Append operation is acknowledged only after it manages to go through the replication layer, where configured number of range servers have acknowledged the append operation.
For example, stream in the diagram is configured to be 2-ack/3-replica. An append operation will not get acknowledged unless two range servers of the replica group have acknowledged and all the prior append operations get acknowledged. Specifically, Frontend Client, as the single writer of the stream, appends records 0-4 to range servers 0-2. Range server 0 is kind of slow, just acknowledged record 0-1, with record 2 just written to disk and ack response being flushed to network. Range server 1 acknowledges up to 2 and just received append request of request 3; record 4 is still inflight. Range server 2 acknowledges 0-3 and just accepts record 4; According to the replication policy, frontend client acknowledges record 0-2, even if range server 0 is slow and not yet acknowledges record 2.
Seal Range
Active Seal
If a range server lags behind a configured amount of data or for a duration for some reason, thus is unlikely to catch up within tolerable amount of time, single writer can seal the range and asks PD to allocate a new range with replication set located on different range servers. Active Seal Steps
- step-0 Calculate ack offset;
- step-1 Seal each range servers within replication set, with ack offset;
- step-2 Seal PD with the ack offset and request PD to create a new range;
Fail-over Seal
In case the single writer crashed, a second frontend client need to pick up the stream and work as the single stream writer.

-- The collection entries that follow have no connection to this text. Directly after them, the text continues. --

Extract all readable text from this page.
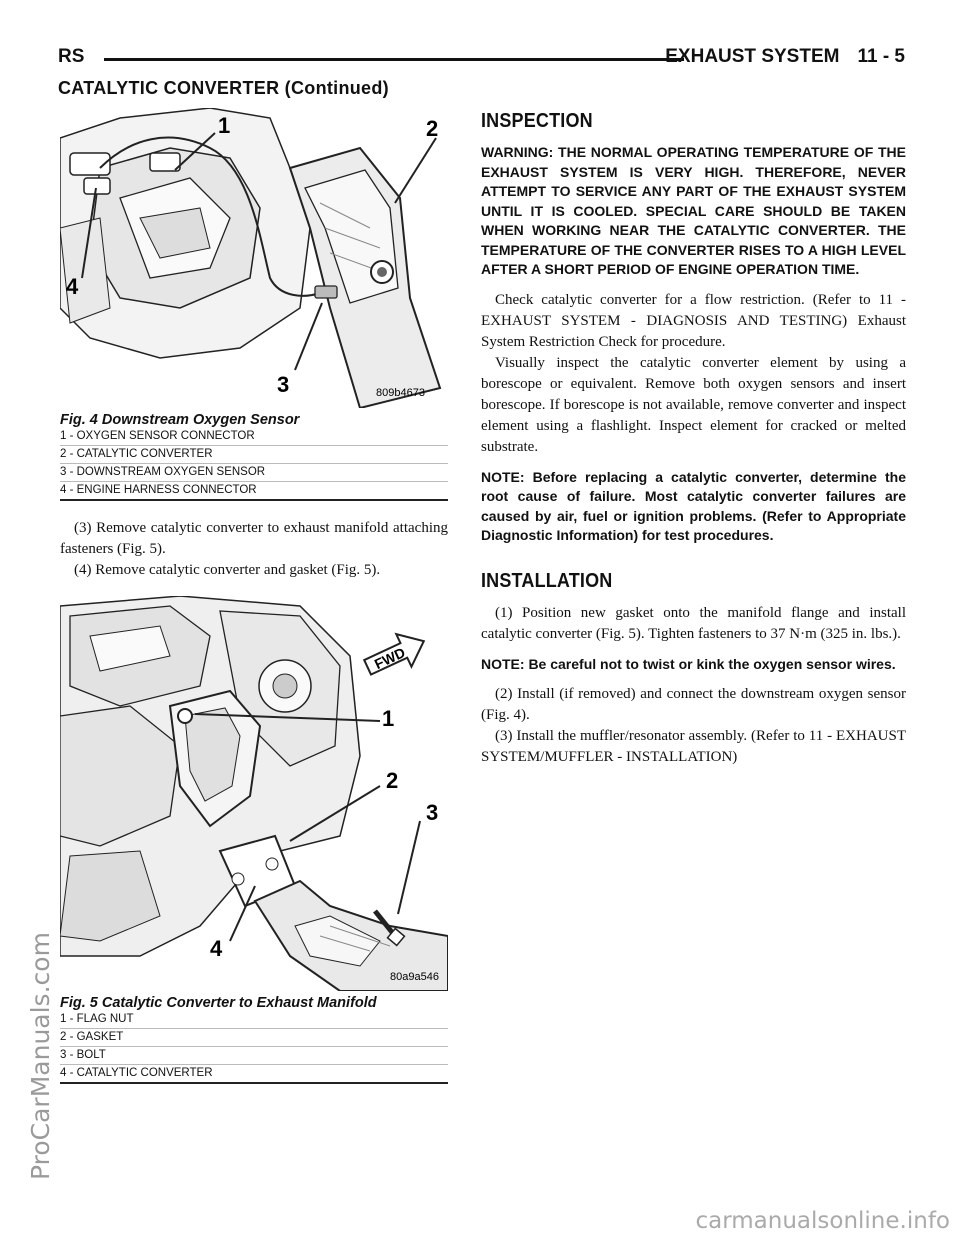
RS	EXHAUST SYSTEM 11 - 5
CATALYTIC CONVERTER (Continued)
1	2
3
4
809b4673
Fig. 4 Downstream Oxygen Sensor
1 - OXYGEN SENSOR CONNECTOR
2 - CATALYTIC CONVERTER
3 - DOWNSTREAM OXYGEN SENSOR
4 - ENGINE HARNESS CONNECTOR

(3) Remove catalytic converter to exhaust manifold attaching fasteners (Fig. 5).

(4) Remove catalytic converter and gasket (Fig. 5).

FWD
1
2
3
4
80a9a546
Fig. 5 Catalytic Converter to Exhaust Manifold
1 - FLAG NUT
2 - GASKET
3 - BOLT
4 - CATALYTIC CONVERTER
INSPECTION

WARNING: THE NORMAL OPERATING TEMPERATURE OF THE EXHAUST SYSTEM IS VERY HIGH. THEREFORE, NEVER ATTEMPT TO SERVICE ANY PART OF THE EXHAUST SYSTEM UNTIL IT IS COOLED. SPECIAL CARE SHOULD BE TAKEN WHEN WORKING NEAR THE CATALYTIC CONVERTER. THE TEMPERATURE OF THE CONVERTER RISES TO A HIGH LEVEL AFTER A SHORT PERIOD OF ENGINE OPERATION TIME.

Check catalytic converter for a flow restriction. (Refer to 11 - EXHAUST SYSTEM - DIAGNOSIS AND TESTING) Exhaust System Restriction Check for procedure.

Visually inspect the catalytic converter element by using a borescope or equivalent. Remove both oxygen sensors and insert borescope. If borescope is not available, remove converter and inspect element using a flashlight. Inspect element for cracked or melted substrate.

NOTE: Before replacing a catalytic converter, determine the root cause of failure. Most catalytic converter failures are caused by air, fuel or ignition problems. (Refer to Appropriate Diagnostic Information) for test procedures.

INSTALLATION

(1) Position new gasket onto the manifold flange and install catalytic converter (Fig. 5). Tighten fasteners to 37 N·m (325 in. lbs.).

NOTE: Be careful not to twist or kink the oxygen sensor wires.

(2) Install (if removed) and connect the downstream oxygen sensor (Fig. 4).

(3) Install the muffler/resonator assembly. (Refer to 11 - EXHAUST SYSTEM/MUFFLER - INSTALLATION)

ProCarManuals.com
carmanualsonline.info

- Open stream, fetch range list from PD, finding there is a orphan mutable last range;
- Seal the last range without ack offset and each replica returns max committed offset(max continuous and committed offset of the range);
- The client then calculates ack offset according to replication policy;
- The client seals PD with the ack offset and its epoch.
Non-stop Write
Record appending is streamlined. Once a new record is pushed back into the streamline, it will be assigned a logical base offset. In case there is range server loss, frontend client may seal and walk around the fault and resume the append streamline. Aka, once the record entered the pipeline, it can only be retired after proper append and replication.
Multi-write
True that Elastic Stream is designed centrally on single-writer, but multi-write is made possible by adding an extra layer.
Layers
At the highest level, our architecture is manifested as a number of layers, each of which interacts with the layers directly above and below it as relatively opaque services.
Layer | Order | Goal |
---|---|---|
Compute | 1 | messaging and streaming semantics, compute scalability |
Elastic Stream | 2 | high performance, low latency, fault tolerance |
Object Storage | 3 | Cost effective, unlimited storage capacity |
Compute Servers
This layer offers messaging and streaming semantics.
- Kafka
- RocketMQ
- RabbitMQ
- ...
Elastic Storage Layer
- Extremely low latency on top of NVMe Storage: P99.9 ~= 1ms
- Tendency to zero failover
- Replication: (a) 2/3 chasing-write optimizes latency further and offers enterprise data integrity. (b) Choices among (1/2, 2/3) chasing-write offers even cheaper option.
- Provides blazing fast data-read for {hot, warm} data.
- Fill IOPS gaps between highly-concurrent record publishing and limited object-storage IOPS
- General-purpose indexing, shared by various compute servers.
Object Storage Layer
- TCO reduction: order of magnitude
- Unlimited Storage Capacity
- Long term data reliability for the bulk of the system.